Studies have pointed to the connector area as a risk factor for fracture, and in vitro analyses of three- and five-unit fixed partial dentures have verified that cracks are initiated in the connector region.[Citation23] In our study, however, high stress values for connector regions were not within the ultimate strength value of zirconia. Molin et al. [Citation23] and Motta et al. [Citation48] found that stress values occurring in tooth-supported restoration connectors were greater in implant-supported restorations. Similarly, in our study, stress values in the tooth-supported zirconia upper structure connector were higher than those in the implant-supported upper structures.

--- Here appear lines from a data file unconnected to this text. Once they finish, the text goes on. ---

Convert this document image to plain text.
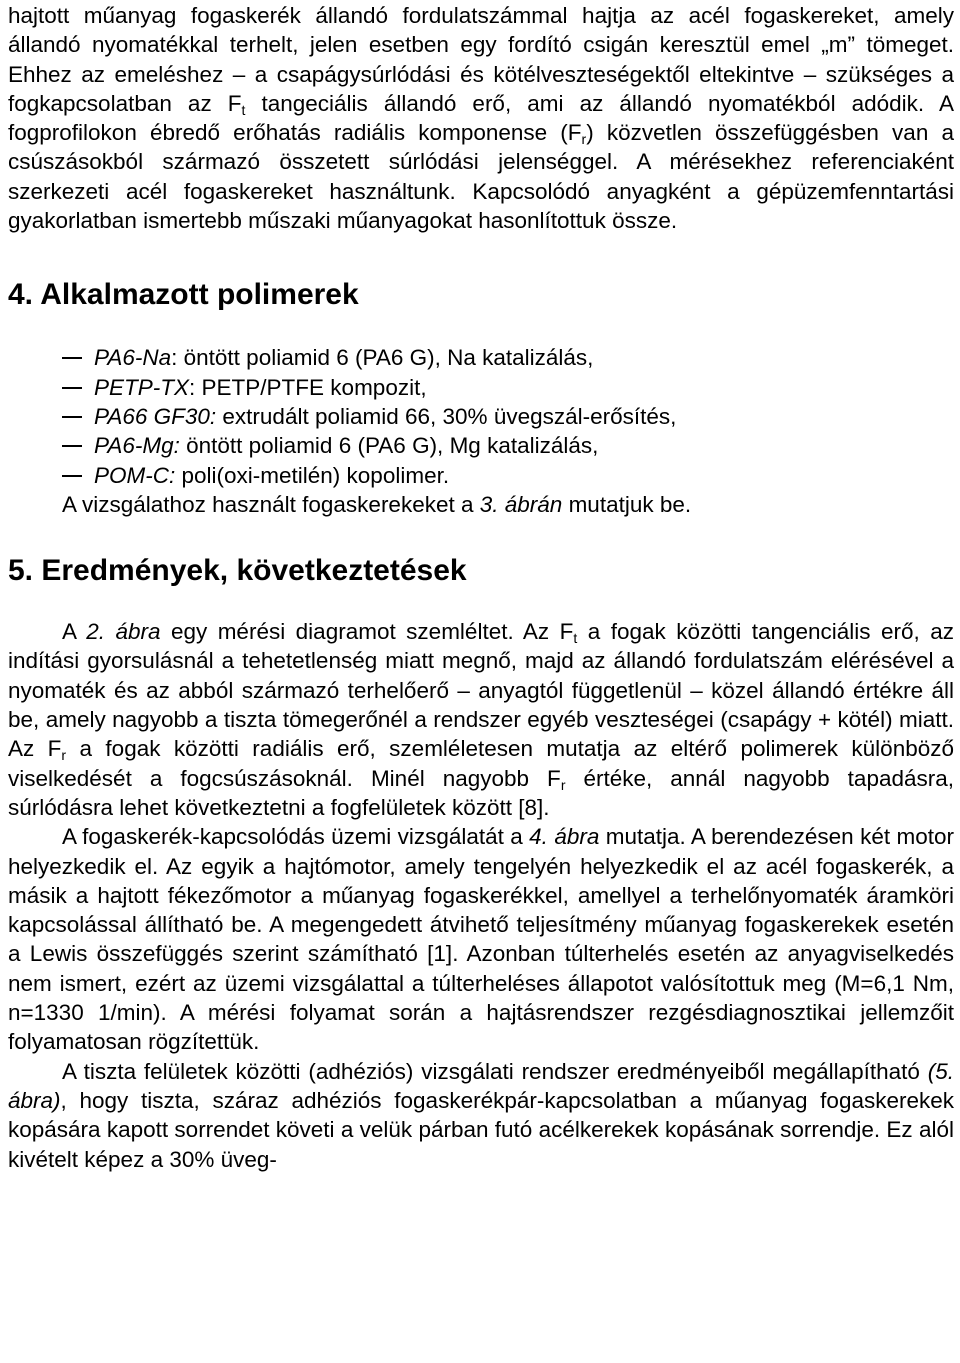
hajtott műanyag fogaskerék állandó fordulatszámmal hajtja az acél fogaskereket, amely állandó nyomatékkal terhelt, jelen esetben egy fordító csigán keresztül emel „m” tömeget. Ehhez az emeléshez – a csapágysúrlódási és kötélveszteségektől eltekintve – szükséges a fogkapcsolatban az $F_t$ tangeciális állandó erő, ami az állandó nyomatékból adódik. A fogprofilokon ébredő erőhatás radiális komponense $(F_r)$ közvetlen összefüggésben van a csúszásokból származó összetett súrlódási jelenséggel. A mérésekhez referenciaként szerkezeti acél fogaskereket használtunk. Kapcsolódó anyagként a gépüzemfenntartási gyakorlatban ismertebb műszaki műanyagokat hasonlítottuk össze.

4. Alkalmazott polimerek
PA6-Na: öntött poliamid 6 (PA6 G), Na katalizálás,
PETP-TX: PETP/PTFE kompozit,
PA66 GF30: extrudált poliamid 66, 30% üvegszál-erősítés,
PA6-Mg: öntött poliamid 6 (PA6 G), Mg katalizálás,
POM-C: poli(oxi-metilén) kopolimer.

A vizsgálathoz használt fogaskerekeket a 3. ábrán mutatjuk be.

5. Eredmények, következtetések

A 2. ábra egy mérési diagramot szemléltet. Az $F_t$ a fogak közötti tangenciális erő, az indítási gyorsulásnál a tehetetlenség miatt megnő, majd az állandó fordulatszám elérésével a nyomaték és az abból származó terhelőerő – anyagtól függetlenül – közel állandó értékre áll be, amely nagyobb a tiszta tömegerőnél a rendszer egyéb veszteségei (csapágy + kötél) miatt. Az $F_r$ a fogak közötti radiális erő, szemléletesen mutatja az eltérő polimerek különböző viselkedését a fogcsúszásoknál. Minél nagyobb $F_r$ értéke, annál nagyobb tapadásra, súrlódásra lehet következtetni a fogfelületek között [8].

A fogaskerék-kapcsolódás üzemi vizsgálatát a 4. ábra mutatja. A berendezésen két motor helyezkedik el. Az egyik a hajtómotor, amely tengelyén helyezkedik el az acél fogaskerék, a másik a hajtott fékezőmotor a műanyag fogaskerékkel, amellyel a terhelőnyomaték áramköri kapcsolással állítható be. A megengedett átvihető teljesítmény műanyag fogaskerekek esetén a Lewis összefüggés szerint számítható [1]. Azonban túlterhelés esetén az anyagviselkedés nem ismert, ezért az üzemi vizsgálattal a túlterheléses állapotot valósítottuk meg (M=6,1 Nm, n=1330 1/min). A mérési folyamat során a hajtásrendszer rezgésdiagnosztikai jellemzőit folyamatosan rögzítettük.

A tiszta felületek közötti (adhéziós) vizsgálati rendszer eredményeiből megállapítható (5. ábra), hogy tiszta, száraz adhéziós fogaskerékpár-kapcsolatban a műanyag fogaskerekek kopására kapott sorrendet követi a velük párban futó acélkerekek kopásának sorrendje. Ez alól kivételt képez a 30% üveg-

Interestingly, in the present study, the highest stresses in Model 2 occurred in the restoration that the model was installed on. However, this situation was not the same for Model 1. This suggests that the existing PDL enabled to spread the stresses in Model 1. Due to the fact that implants osseointegrated to bone without PDL, the highest stresses always occurred in the restorations in which the model had been installed. The results we obtained in our study, are similar to those from the study of Konstantinidis et al.[Citation49]

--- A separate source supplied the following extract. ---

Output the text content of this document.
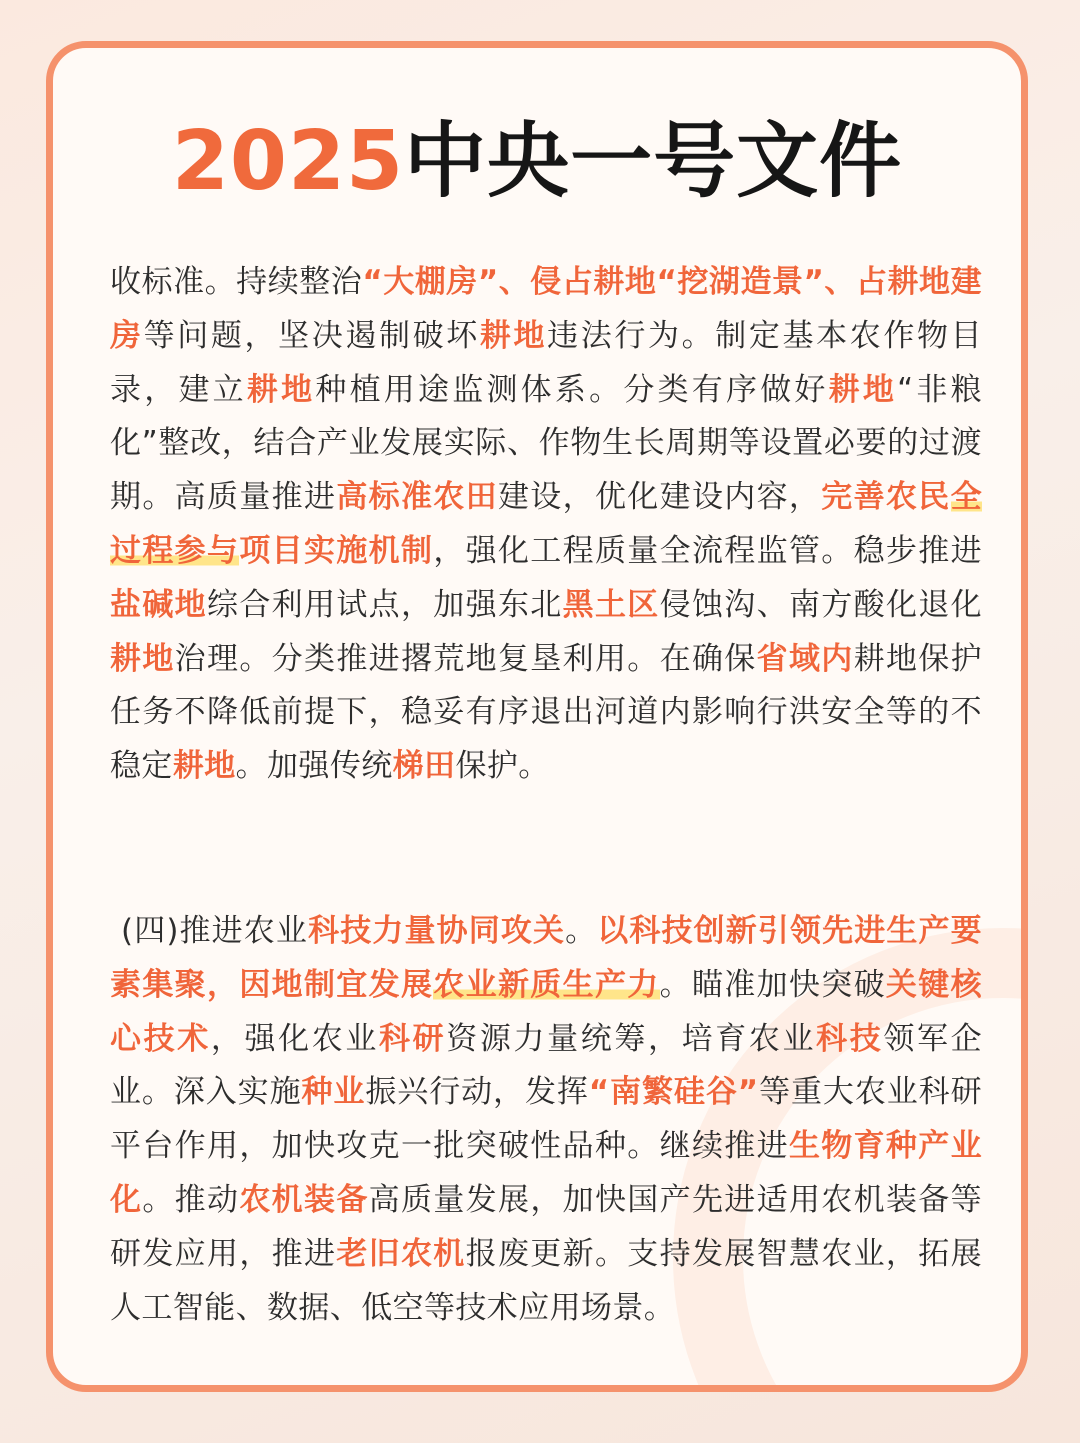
2025中央一号文件

收标准。持续整治“大棚房”、侵占耕地“挖湖造景”、占耕地建房等问题，坚决遏制破坏耕地违法行为。制定基本农作物目录，建立耕地种植用途监测体系。分类有序做好耕地“非粮化”整改，结合产业发展实际、作物生长周期等设置必要的过渡期。高质量推进高标准农田建设，优化建设内容，完善农民全过程参与项目实施机制，强化工程质量全流程监管。稳步推进盐碱地综合利用试点，加强东北黑土区侵蚀沟、南方酸化退化耕地治理。分类推进撂荒地复垦利用。在确保省域内耕地保护任务不降低前提下，稳妥有序退出河道内影响行洪安全等的不稳定耕地。加强传统梯田保护。

(四)推进农业科技力量协同攻关。以科技创新引领先进生产要素集聚，因地制宜发展农业新质生产力。瞄准加快突破关键核心技术，强化农业科研资源力量统筹，培育农业科技领军企业。深入实施种业振兴行动，发挥“南繁硅谷”等重大农业科研平台作用，加快攻克一批突破性品种。继续推进生物育种产业化。推动农机装备高质量发展，加快国产先进适用农机装备等研发应用，推进老旧农机报废更新。支持发展智慧农业，拓展人工智能、数据、低空等技术应用场景。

This study, however, has some limitations. In this study, other materials except for zirconia were not evaluated in all models. Implants with different lengths and diameters could not be analysed. Only one framework design was used and there could be better ones with which the stress levels could be reduced. In our study, two types of prosthetic options were evaluated in four different ways; but more prosthetic options were not evaluated. The finite element models outlined here unfortunately cannot simulate all important features of living tissues. To achieve this, in vivo studies are needed. Using magnetic resonance imaging scans to obtain geometric information would better estimate the tissue conductivities.[Citation50]

Conclusions

The results from this study suggest that five-unit tooth-supported posterior zirconia fixed bridge prostheses are not recommended in the studied area (teeth 43–47). Additionally, when the principal stress values, which measure the compressive and tensile stresses of the bones, were taken into account, the highest values were observed in the second premolar framework region of the tooth or implant. Therefore, it could be concluded that, in five-unit fixed partial dentures, the second premolar region is the area most seriously affected in terms of stress. Moreover, the stress values in the connectors of tooth-supported fixed zirconia bridge were higher than those in the connectors of the implant-supported fixed zirconia bridge.

Acknowledgements

The authors thank Dr Emre Ari (Dicle University, Department of Mechanical Engineering) for his helpful advice on FEA.

This study was presented at the 21st TDA International Dental Congress [poster presentation P-050].

Disclosure statement

The authors deny any conflicts of interest. The authors declare that they have no competing interests.

Additional information

Funding

This study was supported by Dicle University Scientific Project Foundation (DÜBAP) [project number 09-DH-36].